In the world of application development, most of the computation is performed on the edge. Though for certain use cases such as syncing user data across multiple platforms or to interact with other users in the system, a remote storage is required. For an application developer, this can soon turn out to be a challenging experience where they are spending substantial amount of time maintaining the database instead of focussing on the business logic of the application. Firestore is a schema-less and serverless database with scale in millions of queries per second that makes life of application developers easier for their storage needs. Well known applications such as NewYork Times have used Firestore for their apps.
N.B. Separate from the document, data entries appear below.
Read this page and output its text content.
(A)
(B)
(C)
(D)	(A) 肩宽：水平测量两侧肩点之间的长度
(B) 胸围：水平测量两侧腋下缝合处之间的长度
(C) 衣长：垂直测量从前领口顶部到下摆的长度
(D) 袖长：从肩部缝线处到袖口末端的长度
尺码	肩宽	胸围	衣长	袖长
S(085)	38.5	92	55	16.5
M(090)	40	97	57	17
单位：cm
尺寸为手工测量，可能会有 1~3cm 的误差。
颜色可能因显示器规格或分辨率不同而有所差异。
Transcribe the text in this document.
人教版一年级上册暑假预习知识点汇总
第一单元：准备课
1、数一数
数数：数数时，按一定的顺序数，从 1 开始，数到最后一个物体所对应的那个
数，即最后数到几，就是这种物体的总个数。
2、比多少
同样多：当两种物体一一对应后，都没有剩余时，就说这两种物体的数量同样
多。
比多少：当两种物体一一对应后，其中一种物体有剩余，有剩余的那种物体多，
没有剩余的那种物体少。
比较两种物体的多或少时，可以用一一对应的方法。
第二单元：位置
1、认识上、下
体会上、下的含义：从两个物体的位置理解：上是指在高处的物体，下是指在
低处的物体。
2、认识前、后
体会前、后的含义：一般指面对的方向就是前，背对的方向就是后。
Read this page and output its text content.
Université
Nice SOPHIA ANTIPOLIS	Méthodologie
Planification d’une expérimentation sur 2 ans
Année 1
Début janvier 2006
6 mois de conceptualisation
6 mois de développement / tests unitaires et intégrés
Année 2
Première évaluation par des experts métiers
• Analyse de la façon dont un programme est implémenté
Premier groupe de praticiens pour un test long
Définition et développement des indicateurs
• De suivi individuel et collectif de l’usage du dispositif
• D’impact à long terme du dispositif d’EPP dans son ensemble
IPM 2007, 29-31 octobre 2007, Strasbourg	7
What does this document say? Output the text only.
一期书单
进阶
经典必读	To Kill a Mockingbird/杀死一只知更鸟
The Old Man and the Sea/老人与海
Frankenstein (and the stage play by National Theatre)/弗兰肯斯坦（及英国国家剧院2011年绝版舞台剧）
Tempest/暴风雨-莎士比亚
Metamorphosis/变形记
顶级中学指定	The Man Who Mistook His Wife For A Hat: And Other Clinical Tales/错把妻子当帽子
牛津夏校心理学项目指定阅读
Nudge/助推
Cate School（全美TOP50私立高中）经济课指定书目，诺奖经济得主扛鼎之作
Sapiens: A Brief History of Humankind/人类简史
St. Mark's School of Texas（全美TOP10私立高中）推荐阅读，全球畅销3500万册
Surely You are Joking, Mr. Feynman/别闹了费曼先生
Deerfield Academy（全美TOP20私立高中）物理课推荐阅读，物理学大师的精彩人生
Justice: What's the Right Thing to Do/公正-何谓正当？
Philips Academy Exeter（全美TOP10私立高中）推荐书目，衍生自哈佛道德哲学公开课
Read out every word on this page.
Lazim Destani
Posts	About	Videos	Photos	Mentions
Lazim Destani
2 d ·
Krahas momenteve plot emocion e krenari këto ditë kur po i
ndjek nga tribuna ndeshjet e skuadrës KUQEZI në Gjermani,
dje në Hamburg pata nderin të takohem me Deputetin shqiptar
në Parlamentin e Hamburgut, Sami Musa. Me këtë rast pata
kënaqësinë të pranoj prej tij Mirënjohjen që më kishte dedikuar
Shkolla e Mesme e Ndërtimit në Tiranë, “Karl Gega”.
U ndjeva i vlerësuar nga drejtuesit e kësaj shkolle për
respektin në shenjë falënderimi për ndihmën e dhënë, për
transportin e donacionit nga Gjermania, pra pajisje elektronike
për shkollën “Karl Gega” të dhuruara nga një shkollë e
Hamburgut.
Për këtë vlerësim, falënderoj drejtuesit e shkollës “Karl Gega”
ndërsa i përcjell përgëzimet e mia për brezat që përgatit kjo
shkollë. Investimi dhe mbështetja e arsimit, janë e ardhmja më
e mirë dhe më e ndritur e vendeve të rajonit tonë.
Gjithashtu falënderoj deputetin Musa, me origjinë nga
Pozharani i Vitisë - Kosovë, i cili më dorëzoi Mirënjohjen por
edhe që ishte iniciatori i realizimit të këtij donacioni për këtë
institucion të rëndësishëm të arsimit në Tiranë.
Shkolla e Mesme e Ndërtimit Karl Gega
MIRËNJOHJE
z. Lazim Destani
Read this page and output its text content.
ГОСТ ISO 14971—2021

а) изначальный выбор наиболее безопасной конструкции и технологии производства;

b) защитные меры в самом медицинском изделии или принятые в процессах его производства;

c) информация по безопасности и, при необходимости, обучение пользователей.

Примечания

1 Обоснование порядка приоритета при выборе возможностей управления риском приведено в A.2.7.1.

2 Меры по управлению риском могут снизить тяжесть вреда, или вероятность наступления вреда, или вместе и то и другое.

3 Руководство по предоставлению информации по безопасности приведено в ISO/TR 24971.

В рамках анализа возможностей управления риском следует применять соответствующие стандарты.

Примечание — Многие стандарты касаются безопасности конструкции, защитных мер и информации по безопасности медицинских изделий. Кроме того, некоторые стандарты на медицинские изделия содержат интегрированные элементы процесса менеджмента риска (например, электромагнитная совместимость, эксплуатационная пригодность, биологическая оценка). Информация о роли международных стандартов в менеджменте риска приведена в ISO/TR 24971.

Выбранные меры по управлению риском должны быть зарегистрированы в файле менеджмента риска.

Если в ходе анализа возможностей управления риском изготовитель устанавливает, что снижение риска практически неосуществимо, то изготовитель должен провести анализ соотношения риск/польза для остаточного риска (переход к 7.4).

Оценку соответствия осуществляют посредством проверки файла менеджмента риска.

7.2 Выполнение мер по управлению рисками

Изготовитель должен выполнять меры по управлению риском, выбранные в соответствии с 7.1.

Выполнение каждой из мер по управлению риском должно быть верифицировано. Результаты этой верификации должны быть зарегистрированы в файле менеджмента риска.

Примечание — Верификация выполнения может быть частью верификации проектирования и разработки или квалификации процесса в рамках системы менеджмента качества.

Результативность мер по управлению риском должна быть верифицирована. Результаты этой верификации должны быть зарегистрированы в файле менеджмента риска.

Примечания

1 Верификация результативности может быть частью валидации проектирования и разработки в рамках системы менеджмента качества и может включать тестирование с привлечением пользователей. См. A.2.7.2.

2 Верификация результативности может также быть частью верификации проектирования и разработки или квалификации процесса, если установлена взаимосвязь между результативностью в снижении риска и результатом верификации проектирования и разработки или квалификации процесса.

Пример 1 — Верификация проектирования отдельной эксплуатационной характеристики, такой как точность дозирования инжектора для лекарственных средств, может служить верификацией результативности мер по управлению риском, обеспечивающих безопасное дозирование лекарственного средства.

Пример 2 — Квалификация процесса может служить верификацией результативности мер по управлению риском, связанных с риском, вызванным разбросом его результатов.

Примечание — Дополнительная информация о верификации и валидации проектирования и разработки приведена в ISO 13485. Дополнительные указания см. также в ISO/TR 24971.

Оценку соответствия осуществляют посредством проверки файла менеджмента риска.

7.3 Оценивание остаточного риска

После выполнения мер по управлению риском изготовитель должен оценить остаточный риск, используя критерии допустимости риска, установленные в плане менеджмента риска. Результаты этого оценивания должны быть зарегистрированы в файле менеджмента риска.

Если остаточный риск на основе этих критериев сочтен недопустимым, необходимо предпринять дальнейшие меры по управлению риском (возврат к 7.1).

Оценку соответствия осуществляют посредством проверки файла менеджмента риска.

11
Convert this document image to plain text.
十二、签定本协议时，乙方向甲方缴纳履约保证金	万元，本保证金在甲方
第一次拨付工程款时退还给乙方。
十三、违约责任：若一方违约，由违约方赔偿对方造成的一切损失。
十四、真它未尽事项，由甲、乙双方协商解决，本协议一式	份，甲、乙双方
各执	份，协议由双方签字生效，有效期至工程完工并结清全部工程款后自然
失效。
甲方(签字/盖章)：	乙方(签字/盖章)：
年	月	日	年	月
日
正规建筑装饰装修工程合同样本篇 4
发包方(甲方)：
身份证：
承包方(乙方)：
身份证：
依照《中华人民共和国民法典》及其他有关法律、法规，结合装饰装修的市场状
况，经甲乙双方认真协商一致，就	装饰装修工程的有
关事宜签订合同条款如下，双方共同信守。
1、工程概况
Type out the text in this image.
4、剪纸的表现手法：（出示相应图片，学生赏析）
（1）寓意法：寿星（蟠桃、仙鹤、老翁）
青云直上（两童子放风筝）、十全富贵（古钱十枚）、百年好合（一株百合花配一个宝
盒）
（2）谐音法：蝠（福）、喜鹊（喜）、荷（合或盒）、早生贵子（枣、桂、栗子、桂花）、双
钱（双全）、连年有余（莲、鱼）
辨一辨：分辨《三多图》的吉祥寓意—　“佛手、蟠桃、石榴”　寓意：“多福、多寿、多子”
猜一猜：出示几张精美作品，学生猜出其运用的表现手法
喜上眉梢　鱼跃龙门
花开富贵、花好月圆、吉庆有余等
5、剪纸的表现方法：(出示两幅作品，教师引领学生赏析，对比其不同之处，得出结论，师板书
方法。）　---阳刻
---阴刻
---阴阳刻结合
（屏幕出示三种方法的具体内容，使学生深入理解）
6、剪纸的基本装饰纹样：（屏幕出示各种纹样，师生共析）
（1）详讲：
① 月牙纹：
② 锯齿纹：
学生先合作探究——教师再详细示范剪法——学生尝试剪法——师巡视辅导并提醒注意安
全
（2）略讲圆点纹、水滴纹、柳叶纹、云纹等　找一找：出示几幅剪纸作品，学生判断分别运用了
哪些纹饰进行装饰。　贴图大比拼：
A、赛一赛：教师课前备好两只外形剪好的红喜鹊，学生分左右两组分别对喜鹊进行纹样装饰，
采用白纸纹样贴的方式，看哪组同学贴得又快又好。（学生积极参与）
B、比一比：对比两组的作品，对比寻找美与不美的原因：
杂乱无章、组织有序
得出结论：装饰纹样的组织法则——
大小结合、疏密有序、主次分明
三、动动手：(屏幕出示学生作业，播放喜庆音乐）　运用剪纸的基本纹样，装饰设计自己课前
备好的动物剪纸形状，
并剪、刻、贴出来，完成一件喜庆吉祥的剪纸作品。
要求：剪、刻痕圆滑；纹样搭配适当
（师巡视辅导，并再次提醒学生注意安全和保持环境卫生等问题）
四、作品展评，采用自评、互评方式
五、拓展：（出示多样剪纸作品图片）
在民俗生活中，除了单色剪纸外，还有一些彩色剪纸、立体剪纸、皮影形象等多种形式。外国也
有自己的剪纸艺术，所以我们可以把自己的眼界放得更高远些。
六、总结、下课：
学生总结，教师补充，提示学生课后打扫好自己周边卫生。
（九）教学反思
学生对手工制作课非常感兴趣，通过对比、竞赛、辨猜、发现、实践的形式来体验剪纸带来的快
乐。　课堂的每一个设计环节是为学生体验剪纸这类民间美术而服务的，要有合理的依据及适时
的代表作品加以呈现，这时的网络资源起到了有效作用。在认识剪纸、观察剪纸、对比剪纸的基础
In this paper we will take a look at the Firestore architecture and how it addresses scalability challenges for the developers.
Key aspects that make Firestore a great storage system for developers:
- Ease of use
- Fully serverless and rapid scalability
- Efficient real-time querying ability
- Support for disconnected operations
History
Firestore came out of Google’s App engine datastore database which was launched in 2008. Initially it was accessible only through App engine. Internally it is built on top of Bigtable which makes the queries to the storage eventually consistent and in turn complicate the application development. In 2013, the datastore API was exposed to be used outside the App engine environment. In 2014, Google acquired Firebase that came with serverless functionality and this led to the merger of Firebase’s serverless and datastore’s ease of usage resulting in Firestore.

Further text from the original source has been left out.